Un de nous s'amuse à faire apparaître des petits lapins qui lui tournent autour pour le plus grand plaisir de ma donzelle. Elle le remercie en blaguant. Elle tourbillonne pour nous faire sourire davantage. Je fais pousser des fleurs sur son pyjama et dans ses cheveux. Horace rend ses cheveux arcs en ciel. Elle se prête de bonne grâce à notre relooking matinal.

Elle se met à danser légèrement quand Jamie lui envoie un oiseau chanter sur sa main. Un autre gars transforme son pyjama en robe de princesse de conte de fées multicolores. Les références culturelles Disney pleuvent, allant de Mulan à Aurore.

L'un de nous la transforme en Blanche Neige et lui demande de se choisir sept petits nains. Je me propose d'emblée pour Grincheux, faisant mourir de rire les gars. Jamie accepte le rôle de Joyeux. Horace endosse le surnom de Timide. Un mec toujours enrhumé devient Atchoum. Le préfet qui passait par là devient Prof et un pote, toujours ensommeillé se fait attribué le petit nom de Dormeur. Tous refuse de devenir Simplet. C'est un fou rire masculin général.

Maeve a parfaitement conscience de son look décalé, mais l'assume pleinement. Une confiance en elle digne des Serpentards. Une troupe de mecs hilares est autour d'elle. Chacun met sa petite touche printanière. Elle nous remercie l'un après l'autre avec un grand sourire espiègle et charmeur. Il n'y que mon cousin qui fait la gueule chez les mecs. Les filles sont furieuses, sauf Sarah. Mon amie est lovée sur les genoux de son frère et observe Maeve d'un air curieux.

- Vous piquez les yeux miss rebelle.

Le professeur Bordial vient d'entrer. Son visage et son ton semble neutre. Je vois néanmoins un léger sourire en coin.

- Désolé de vous déranger en si bonne compagnie, mais je dois vous parler de toute urgence. Pourriez-vous venir dans mon bureau dès que vous serez présentable ?

- Bien sûr professeur. J'arrive de suite.

Elle utilise un sort. Une lumière vive apparaît puis lorsqu'elle s'atténue, la miss est en uniforme, sans fioritures, les cheveux en chignons.

- Merci les garçons. J'ai adoré ce moment de rigolade amicale.

Elle suit le professeur et ils s'éloignent rapidement.

- Totalement décalée, mais cool comme nana.

Un gars la suit du regard en souriant. Les autres approuvent et je vois dans leurs yeux qu'ils ont eux aussi passer un bon moment et se semble mal d'avoir ignoré ou insulté la petite Maeve depuis la rentrée. Tout ça à cause de fichues croyances sur le sang.
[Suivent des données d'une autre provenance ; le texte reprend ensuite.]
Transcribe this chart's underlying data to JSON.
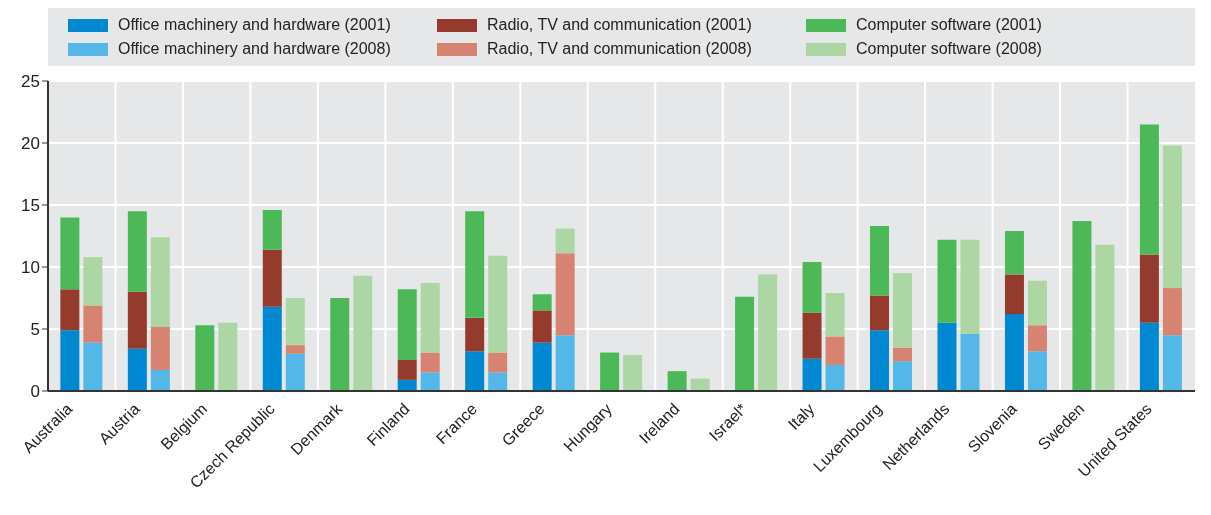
{
  "chart_data": {
    "type": "bar",
    "stacked": true,
    "categories": [
      "Australia",
      null,
      "Austria",
      null,
      "Belgium",
      null,
      "Czech Republic",
      null,
      "Denmark",
      null,
      "Finland",
      null,
      "France",
      null,
      "Greece",
      null,
      "Hungary",
      null,
      "Ireland",
      null,
      "Israel*",
      null,
      "Italy",
      null,
      "Luxembourg",
      null,
      "Netherlands",
      null,
      "Slovenia",
      null,
      "Sweden",
      null,
      "United States",
      null
    ],
    "series": [
      {
        "name": "Office machinery and hardware (2001)",
        "color": "#0089d0",
        "values": [
          4.9,
          null,
          3.4,
          null,
          null,
          null,
          6.8,
          null,
          null,
          null,
          0.9,
          null,
          3.2,
          null,
          3.9,
          null,
          null,
          null,
          null,
          null,
          null,
          null,
          2.6,
          null,
          4.9,
          null,
          5.5,
          null,
          6.2,
          null,
          null,
          null,
          5.5,
          null
        ]
      },
      {
        "name": "Radio, TV and communication (2001)",
        "color": "#953b2e",
        "values": [
          3.3,
          null,
          4.6,
          null,
          null,
          null,
          4.6,
          null,
          null,
          null,
          1.6,
          null,
          2.7,
          null,
          2.6,
          null,
          null,
          null,
          null,
          null,
          null,
          null,
          3.7,
          null,
          2.8,
          null,
          null,
          null,
          3.2,
          null,
          null,
          null,
          5.5,
          null
        ]
      },
      {
        "name": "Computer software (2001)",
        "color": "#4cb858",
        "values": [
          5.8,
          null,
          6.5,
          null,
          5.3,
          null,
          3.2,
          null,
          7.5,
          null,
          5.7,
          null,
          8.6,
          null,
          1.3,
          null,
          3.1,
          null,
          1.6,
          null,
          7.6,
          null,
          4.1,
          null,
          5.6,
          null,
          6.7,
          null,
          3.5,
          null,
          13.7,
          null,
          10.5,
          null
        ]
      },
      {
        "name": "Office machinery and hardware (2008)",
        "color": "#53b7e8",
        "values": [
          null,
          3.9,
          null,
          1.7,
          null,
          null,
          null,
          3.0,
          null,
          null,
          null,
          1.5,
          null,
          1.5,
          null,
          4.5,
          null,
          null,
          null,
          null,
          null,
          null,
          null,
          2.1,
          null,
          2.4,
          null,
          4.6,
          null,
          3.2,
          null,
          null,
          null,
          4.5
        ]
      },
      {
        "name": "Radio, TV and communication (2008)",
        "color": "#d68372",
        "values": [
          null,
          3.0,
          null,
          3.5,
          null,
          null,
          null,
          0.7,
          null,
          null,
          null,
          1.6,
          null,
          1.6,
          null,
          6.6,
          null,
          null,
          null,
          null,
          null,
          null,
          null,
          2.3,
          null,
          1.1,
          null,
          null,
          null,
          2.1,
          null,
          null,
          null,
          3.8
        ]
      },
      {
        "name": "Computer software (2008)",
        "color": "#acd7a4",
        "values": [
          null,
          3.9,
          null,
          7.2,
          null,
          5.5,
          null,
          3.8,
          null,
          9.3,
          null,
          5.6,
          null,
          7.8,
          null,
          2.0,
          null,
          2.9,
          null,
          1.0,
          null,
          9.4,
          null,
          3.5,
          null,
          6.0,
          null,
          7.6,
          null,
          3.6,
          null,
          11.8,
          null,
          11.5
        ]
      }
    ],
    "ylim": [
      0,
      25
    ],
    "yticks": [
      0,
      5,
      10,
      15,
      20,
      25
    ],
    "grid": true,
    "legend": "top"
  }
}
- Son look est atypique certes, mais c'est une Serpentard. Il serait temps qu'on la traite comme une des nôtres. Hermione Granger était une sang-de-bourbe comme elle. Ça reste une des meilleures sorcières de tous les temps. Même mon ancêtre Drago l'a reconnu. N'oubliez pas que Maeve a mis en échec les filles de dernière année dès son premier jour. Seul le professeur Bordial a su défaire son sort. On ignore ses talents. Il serait intelligent de la traiter correctement.

Je viens de remettre les pendules à l'heure des Serpentards, garçons comme filles. J'ignore pourquoi j'ai pris la défense de Maeve. Elle m'intrigue tout comme elle m'énerve. Nous ne la revoyons plus du week-end. Lorsqu'elle rentre, les gars de la maison se montrent un peu plus cool avec elle, surtout Horace qui est en pleine opération séduction amicale. Les filles continuent de la traiter avec mépris ou indifférence.